Da giorni sentiamo dire: «Ci sarà tempo per scoprire chi ha sbagliato». I conti si fanno sempre alla fine, naturalmente. Ma non è detto che i conti tornino. Come si può individuare, infatti, una responsabilità – che nel codice penale è sempre personale – quando in gioco c’è un’incapacità generale di comprendere, un’impreparazione collettiva di fronte a una minaccia che nessuno aveva mai affrontato prima, una resistenza mentale – comune a vari Stati e diversi popoli del mondo – ad accettare che stavamo entrando in una situazione eccezionale e che eccezionali dovevano essere le misure da prendere?
Chi si assumerà il peso del giudizio, passerà in rassegna, attimo per attimo, la storia delle decisioni che sono state prese, delle cose che sono state fatte, oppure sono state omesse. Al rallenti, calcolerà il tempo che c’è voluto per capire una cosa, e poi quello che è stato necessario per agire di conseguenza. Nelle discrepanze tra l’una e l’altra, individuerà lo spazio della responsabilità, che nel linguaggio del codice penale significa reato, dunque crimine, delitto. Avvalendosi di un sapere che si è accumulato nel frattempo, noto come «il senno di poi».

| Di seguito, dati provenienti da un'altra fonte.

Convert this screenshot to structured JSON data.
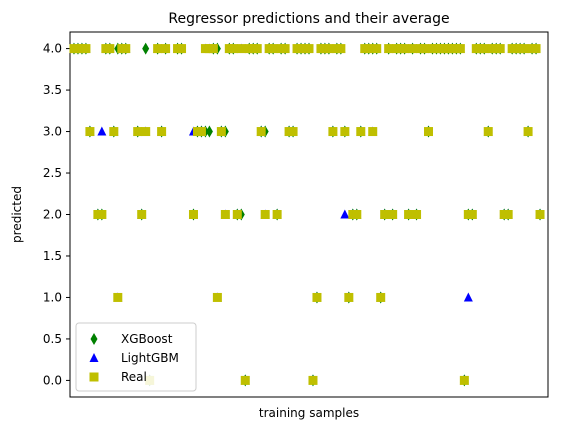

Sull’Atlantic, James Parker ha fatto un’ode alla fallibilità, partendo dallo studio del Var, la moviola in campo che il calcio ha adottato per ridurre a zero gli errori arbitrali. «Nella realtà – ha scritto – tu non premi il tasto pausa e aspetti che lo schermo ti dica cosa è successo». Il tempo angosciante di chi si è trovato alle prese con la risposta da dare al contagio, nel momento in cui il contagio trasformava ogni scelta in un azzardo, rendendo incerto il terreno su cui si muovevano anche le procedure maggiormente consolidate, oggi – e, ancora di più, domani – sarà osservato, fotogramma dopo fotogramma, come un tempo naturale, nel quale valgono le regole che – da che mondo è mondo – sono sempre valse. Sebbene, il mondo improvvisamente avesse smesso di essere lo stesso di prima.
Il pericolo è che quando la logica della macchina mediatico-giudiziaria prenderà velocità l’errore sarà considerato un’aggravante, anziché la condizione a cui l’essere umano è più esposto nel momento in cui si trova alle prese con una situazione precipitata fuori dalla normalità. La politica italiana ha già cominciato a usare le cose che non hanno funzionato nel campo dell’avversario come uno strumento per attaccarlo. E, tra poco, quando comincerà a esaurirsi anche la fragilissima unità nazionale che ha retto finora, il meccanismo si perfezionerà. La fase tre potrebbe essere un scontro a colpi di inchieste, scagliate dall’uno contro l’altro, e viceversa.
Con le rispettive spalle mediatiche ed editoriali a dar man forte nella zuffa. E tutto perché – dice Alain Finkielkraut – non mandiamo giù l’idea che qualcosa rimanga senza una ragione, che un effetto non abbia un causa, e che quella causa sia circoscrivibile con chiarezza matematica. «Non riusciamo a pensare alla catastrofe che sotto il registro dell’accusa, nella modalità dello scandalo». Puntando il dito e recitando in coro «È tua colpa, tua grandissima colpa».